Magenta sure is an interesting color.

It is a blend of red and blue (RYB method) but in the spectra of light, there is no such color, because beyond blue there is ultraviolet, and beyond red there is infra red. Magenta is therefore something like an ‘open’ color, and could actually be any of the colors we cannot percieve.
(I actually tried a colorcircle using 3 new colors instead of magenta, namely ultra, hypra and infra. The complement of each color then yielded magenta, instead of brown)

Blending of colors should not be represented by a 3 dimensional vector, placing 3 basic hues on each axis.
A color would rather be represented by a point within or on the surface of a ColorSphere.

All the hues, except white and black lie on the equator of the sphere surface, and there will be two poles, one black and one white.
The major hues will be placed simply by specifying a angle range from 0 to 360 for each of them. Assume red, orange, yellow, green, cyan, blue and magenta as basic hues.

To simplify the current [0.0 - 1.0] range in the 3 dimensional color of todays RGB hardware, we put the white pole at (1,1,1) and the black pole at origin (0,0,0), we would still have all the greyscales at the center axial line { (0,0,0) to (1,1,1) ).

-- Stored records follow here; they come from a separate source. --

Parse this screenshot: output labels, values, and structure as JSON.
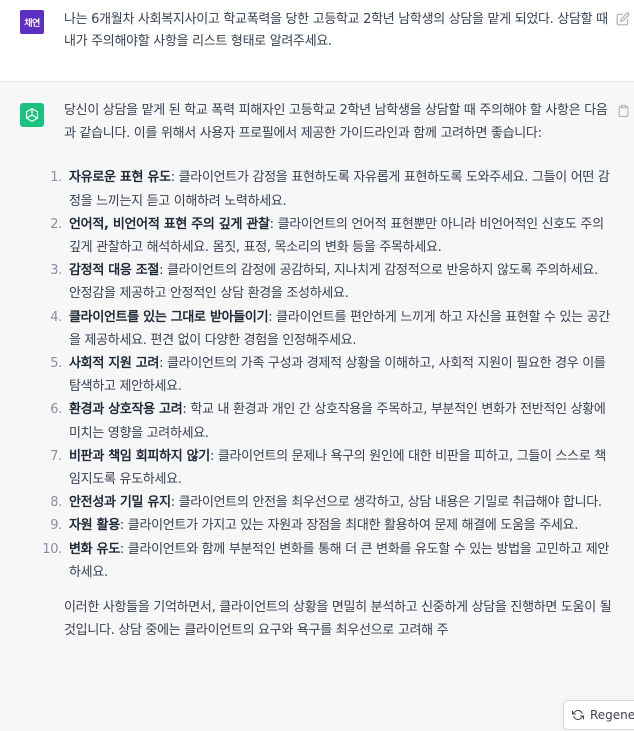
{
  "user_message": {
    "avatar_text": "채연",
    "text": "나는 6개월차 사회복지사이고 학교폭력을 당한 고등학교 2학년 남학생의 상담을 맡게 되었다. 상담할 때 내가 주의해야할 사항을 리스트 형태로 알려주세요."
  },
  "assistant_message": {
    "intro": "당신이 상담을 맡게 된 학교 폭력 피해자인 고등학교 2학년 남학생을 상담할 때 주의해야 할 사항은 다음과 같습니다. 이를 위해서 사용자 프로필에서 제공한 가이드라인과 함께 고려하면 좋습니다:",
    "items": [
      {
        "num": "1.",
        "title": "자유로운 표현 유도",
        "text": ": 클라이언트가 감정을 표현하도록 자유롭게 표현하도록 도와주세요. 그들이 어떤 감정을 느끼는지 듣고 이해하려 노력하세요."
      },
      {
        "num": "2.",
        "title": "언어적, 비언어적 표현 주의 깊게 관찰",
        "text": ": 클라이언트의 언어적 표현뿐만 아니라 비언어적인 신호도 주의 깊게 관찰하고 해석하세요. 몸짓, 표정, 목소리의 변화 등을 주목하세요."
      },
      {
        "num": "3.",
        "title": "감정적 대응 조절",
        "text": ": 클라이언트의 감정에 공감하되, 지나치게 감정적으로 반응하지 않도록 주의하세요. 안정감을 제공하고 안정적인 상담 환경을 조성하세요."
      },
      {
        "num": "4.",
        "title": "클라이언트를 있는 그대로 받아들이기",
        "text": ": 클라이언트를 편안하게 느끼게 하고 자신을 표현할 수 있는 공간을 제공하세요. 편견 없이 다양한 경험을 인정해주세요."
      },
      {
        "num": "5.",
        "title": "사회적 지원 고려",
        "text": ": 클라이언트의 가족 구성과 경제적 상황을 이해하고, 사회적 지원이 필요한 경우 이를 탐색하고 제안하세요."
      },
      {
        "num": "6.",
        "title": "환경과 상호작용 고려",
        "text": ": 학교 내 환경과 개인 간 상호작용을 주목하고, 부분적인 변화가 전반적인 상황에 미치는 영향을 고려하세요."
      },
      {
        "num": "7.",
        "title": "비판과 책임 회피하지 않기",
        "text": ": 클라이언트의 문제나 욕구의 원인에 대한 비판을 피하고, 그들이 스스로 책임지도록 유도하세요."
      },
      {
        "num": "8.",
        "title": "안전성과 기밀 유지",
        "text": ": 클라이언트의 안전을 최우선으로 생각하고, 상담 내용은 기밀로 취급해야 합니다."
      },
      {
        "num": "9.",
        "title": "자원 활용",
        "text": ": 클라이언트가 가지고 있는 자원과 장점을 최대한 활용하여 문제 해결에 도움을 주세요."
      },
      {
        "num": "10.",
        "title": "변화 유도",
        "text": ": 클라이언트와 함께 부분적인 변화를 통해 더 큰 변화를 유도할 수 있는 방법을 고민하고 제안하세요."
      }
    ],
    "outro": "이러한 사항들을 기억하면서, 클라이언트의 상황을 면밀히 분석하고 신중하게 상담을 진행하면 도움이 될 것입니다. 상담 중에는 클라이언트의 요구와 욕구를 최우선으로 고려해 주"
  },
  "controls": {
    "regenerate_label": "Regener"
  },
  "colors": {
    "user_avatar": "#5b2fc4",
    "bot_avatar": "#19c37d",
    "assistant_bg": "#f7f7f8"
  },
  "icons": [
    "edit-icon",
    "copy-icon",
    "openai-logo-icon",
    "refresh-icon"
  ]
}
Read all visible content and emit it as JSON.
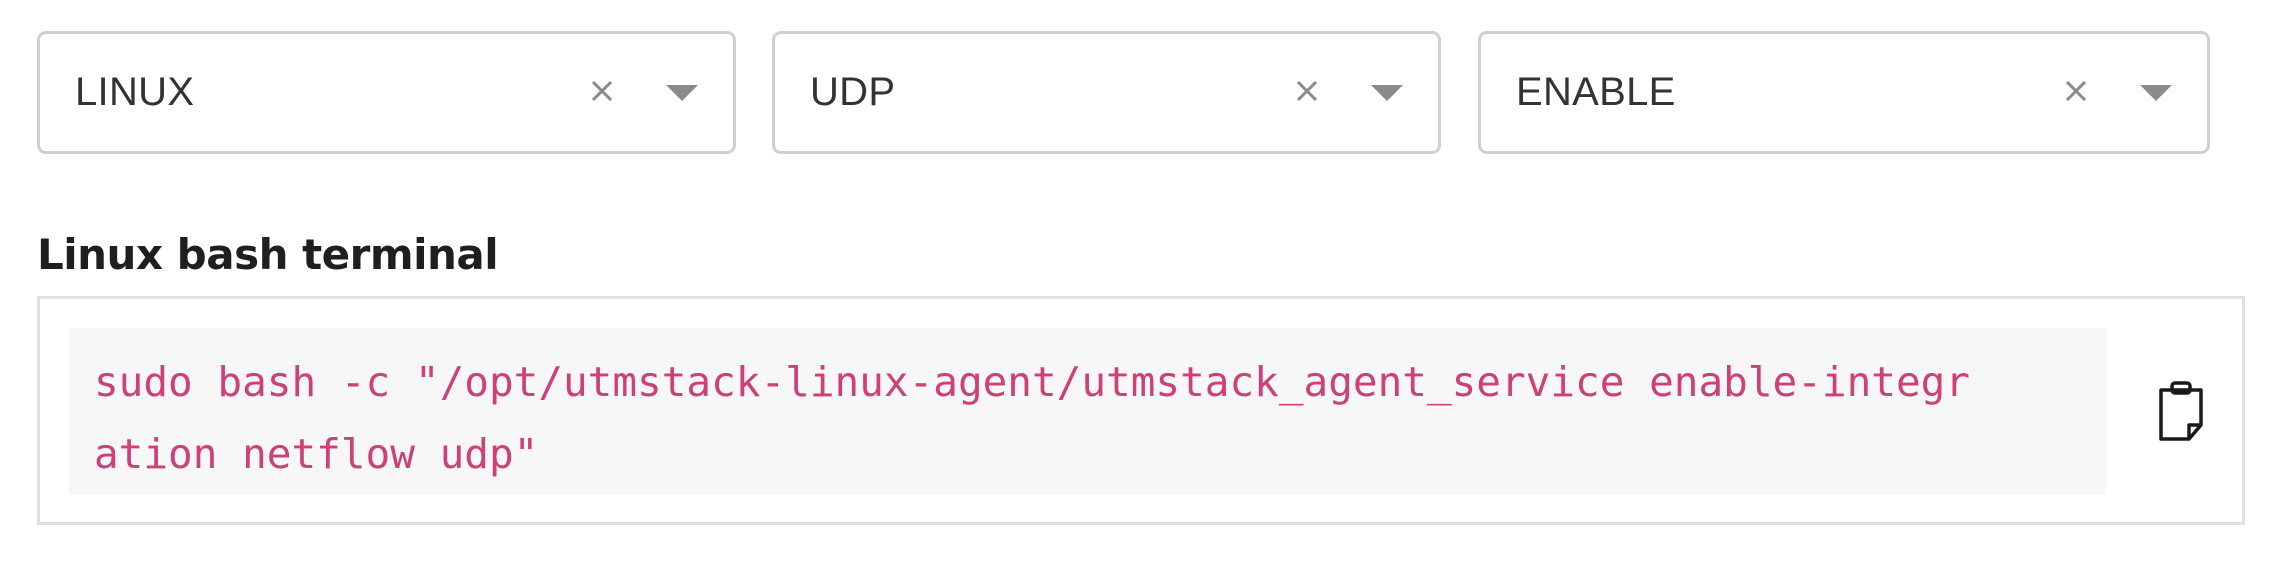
{
  "filters": [
    {
      "value": "LINUX",
      "clear_icon": "close-icon",
      "dropdown_icon": "caret-down-icon"
    },
    {
      "value": "UDP",
      "clear_icon": "close-icon",
      "dropdown_icon": "caret-down-icon"
    },
    {
      "value": "ENABLE",
      "clear_icon": "close-icon",
      "dropdown_icon": "caret-down-icon"
    }
  ],
  "terminal": {
    "title": "Linux bash terminal",
    "command": "sudo bash -c \"/opt/utmstack-linux-agent/utmstack_agent_service enable-integration netflow udp\"",
    "copy_icon": "clipboard-icon"
  },
  "colors": {
    "code_text": "#cf3f78",
    "code_background": "#f7f7f7",
    "border": "#cfcfcf",
    "icon": "#8a8a8a"
  }
}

The sphere could then be rotated around its center axis and produce color rotation for all current set color values.

We still use a 3 dimensional color value, but the colors are perfectly blended throughout the interior and the surface of the sphere, creating all possible mixes of color.

Now all we have to do is to put the hues in a specific order on the equator, and this could be USER DEFINED. Allowing us to create our own spectras.

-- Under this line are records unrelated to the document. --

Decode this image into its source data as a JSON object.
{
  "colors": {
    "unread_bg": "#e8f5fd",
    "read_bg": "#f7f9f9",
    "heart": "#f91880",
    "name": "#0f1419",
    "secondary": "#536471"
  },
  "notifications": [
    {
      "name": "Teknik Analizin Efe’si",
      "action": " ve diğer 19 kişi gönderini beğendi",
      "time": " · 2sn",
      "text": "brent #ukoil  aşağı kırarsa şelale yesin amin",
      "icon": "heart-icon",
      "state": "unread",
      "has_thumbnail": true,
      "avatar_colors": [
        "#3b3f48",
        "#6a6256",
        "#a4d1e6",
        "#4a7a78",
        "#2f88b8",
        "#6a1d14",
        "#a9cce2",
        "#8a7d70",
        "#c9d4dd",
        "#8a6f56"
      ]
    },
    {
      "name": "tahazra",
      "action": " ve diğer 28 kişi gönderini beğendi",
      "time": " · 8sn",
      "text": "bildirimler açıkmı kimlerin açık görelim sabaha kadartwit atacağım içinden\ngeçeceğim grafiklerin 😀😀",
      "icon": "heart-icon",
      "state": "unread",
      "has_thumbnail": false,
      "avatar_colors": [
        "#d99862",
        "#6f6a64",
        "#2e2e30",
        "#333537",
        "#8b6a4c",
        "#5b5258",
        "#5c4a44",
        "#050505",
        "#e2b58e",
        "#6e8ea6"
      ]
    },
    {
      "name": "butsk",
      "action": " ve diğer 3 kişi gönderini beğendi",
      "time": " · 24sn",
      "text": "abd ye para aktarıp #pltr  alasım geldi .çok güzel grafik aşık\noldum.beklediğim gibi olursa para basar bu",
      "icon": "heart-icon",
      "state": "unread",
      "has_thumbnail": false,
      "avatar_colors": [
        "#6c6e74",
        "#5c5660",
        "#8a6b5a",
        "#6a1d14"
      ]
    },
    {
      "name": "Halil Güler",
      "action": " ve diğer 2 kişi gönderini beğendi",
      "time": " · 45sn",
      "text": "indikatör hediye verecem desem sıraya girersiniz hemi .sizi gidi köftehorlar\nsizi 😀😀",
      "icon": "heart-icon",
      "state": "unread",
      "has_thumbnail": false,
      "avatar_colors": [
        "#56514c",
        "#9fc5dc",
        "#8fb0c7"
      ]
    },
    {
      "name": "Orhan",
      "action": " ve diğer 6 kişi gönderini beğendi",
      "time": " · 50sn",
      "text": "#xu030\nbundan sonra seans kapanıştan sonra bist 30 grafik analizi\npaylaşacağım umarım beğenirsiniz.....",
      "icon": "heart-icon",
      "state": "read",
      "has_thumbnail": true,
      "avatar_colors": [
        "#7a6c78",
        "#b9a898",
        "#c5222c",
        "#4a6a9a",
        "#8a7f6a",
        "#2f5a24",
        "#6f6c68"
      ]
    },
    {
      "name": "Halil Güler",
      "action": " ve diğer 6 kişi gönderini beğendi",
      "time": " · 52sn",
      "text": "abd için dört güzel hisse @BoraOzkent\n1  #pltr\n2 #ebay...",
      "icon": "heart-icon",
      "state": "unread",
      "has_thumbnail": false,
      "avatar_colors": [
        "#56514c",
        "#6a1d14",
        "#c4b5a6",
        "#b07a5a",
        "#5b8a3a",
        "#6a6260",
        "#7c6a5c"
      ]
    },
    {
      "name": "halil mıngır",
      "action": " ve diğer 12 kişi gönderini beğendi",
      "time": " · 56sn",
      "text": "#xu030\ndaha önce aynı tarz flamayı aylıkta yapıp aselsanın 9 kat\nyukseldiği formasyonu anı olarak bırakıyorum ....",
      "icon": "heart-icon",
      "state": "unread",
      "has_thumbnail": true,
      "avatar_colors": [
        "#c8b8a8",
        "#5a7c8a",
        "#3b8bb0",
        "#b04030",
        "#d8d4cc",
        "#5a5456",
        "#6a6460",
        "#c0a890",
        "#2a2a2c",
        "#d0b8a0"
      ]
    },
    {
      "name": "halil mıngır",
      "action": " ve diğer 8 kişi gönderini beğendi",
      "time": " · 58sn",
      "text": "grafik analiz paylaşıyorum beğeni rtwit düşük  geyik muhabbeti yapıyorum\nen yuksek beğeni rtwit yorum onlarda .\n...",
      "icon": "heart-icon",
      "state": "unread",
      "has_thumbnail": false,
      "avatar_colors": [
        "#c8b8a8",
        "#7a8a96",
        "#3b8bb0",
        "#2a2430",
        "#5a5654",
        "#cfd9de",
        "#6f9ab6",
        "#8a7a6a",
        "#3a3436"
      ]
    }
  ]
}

If blending paint and blending light should be handled differently, just change the spectra.

I would love the gl_ext_colorsphere_spectra extension that would allow this.

i.e.

// Place a color on the equator
gl_ext_colorsphere_spectra(GL_SPECIFY, GL_RED, (GLfloat)angle);
// Set the default RGB spectra.
gl_ext_colorsphere_spectra(GL_SPECTRA,GL_RGB,0.0);
// Set the complement of a color.
gl_ext_colorsphere_spectra(GL_COMPLEMENT,GL_RED,(GLfloat)angle);
// Rotate the colorsphere for the current primitives to draw.
gl_ext_colorsphere_spectra(GL_COLOR_ROTATE,GL_EQUATOR,(GLfloat)angle);
// and so on.

Just some dreams of mine, and maybe an important part of the future.

[This message has been edited by Hull (edited 05-14-2001).]

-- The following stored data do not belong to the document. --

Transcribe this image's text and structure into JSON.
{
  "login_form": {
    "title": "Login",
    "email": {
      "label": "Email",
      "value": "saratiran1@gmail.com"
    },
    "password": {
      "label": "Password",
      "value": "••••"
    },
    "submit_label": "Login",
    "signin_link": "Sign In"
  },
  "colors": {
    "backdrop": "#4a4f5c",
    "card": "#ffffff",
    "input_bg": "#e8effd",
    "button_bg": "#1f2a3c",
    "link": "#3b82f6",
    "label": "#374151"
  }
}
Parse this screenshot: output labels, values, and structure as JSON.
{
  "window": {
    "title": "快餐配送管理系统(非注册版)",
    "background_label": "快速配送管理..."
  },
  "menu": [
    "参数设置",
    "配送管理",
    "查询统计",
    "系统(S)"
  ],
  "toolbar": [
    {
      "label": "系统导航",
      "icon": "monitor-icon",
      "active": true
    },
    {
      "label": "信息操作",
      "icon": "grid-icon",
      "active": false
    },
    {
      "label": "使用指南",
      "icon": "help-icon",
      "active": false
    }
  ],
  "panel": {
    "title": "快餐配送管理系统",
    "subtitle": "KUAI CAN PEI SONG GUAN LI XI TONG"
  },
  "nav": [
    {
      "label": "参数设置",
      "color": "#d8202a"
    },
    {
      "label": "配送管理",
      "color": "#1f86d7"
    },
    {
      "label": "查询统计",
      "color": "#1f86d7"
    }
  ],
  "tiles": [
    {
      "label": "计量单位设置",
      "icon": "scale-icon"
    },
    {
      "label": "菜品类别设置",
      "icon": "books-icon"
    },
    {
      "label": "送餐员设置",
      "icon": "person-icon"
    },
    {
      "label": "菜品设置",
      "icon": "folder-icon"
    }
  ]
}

I think that you meant to say that Magenta is blue plus red in RGB. You can’t get it in RYB, nor can you get cyan (RGB blue+green). In RYB you get purple.

What you suggest about the colour sphere could possibly be done using an env map. The main problem, of course, is how to actually do the blending of these colours. You just moved the RYB blending problem to the drivers

Exactly, and it is the drivers task to provide what we desire (and the market for craving the new cool products, and think about all that money they would make, providing the very first RYB extension. 'Maybe I will mail ATI. ’ ).

Well, RYB in the fashion of RGB is just a way of moving the focus of Green to Yellow in the color spectra, you would still be able to create all the colors you could with RGB in RYB. The problem is that we loose some of the precision between green and blue, where the human eye is the most sensitive about hue.
So we would actually LOOSE some color by using RYB, but the gains in letting us do this would be potentially humongus.
I personally believe that using RYB would create more realistic colorblending in many cases.

Note that I actually don’t know if this is doable in hardware today, due to the raygun set of blue,green and red. Maybe we need blue, yellow and red raygun hardware aswell.

It would be possible to simulate though.

I is possible to simulate, and there’s even a product somewhere that does it (forgot its name). But I just wish I knew how. It’s not that easy. For one, you can’t really create all RGB colours in RYB, so they are not equivalent spaces. Like I mentioned before, magenta and cyan aren’t in the RYB space. And the selection of RGB for the phosphors is because our eyes have receptors for these colours.

Still, it’s obviously possible, since someone managed to produce software that can do it.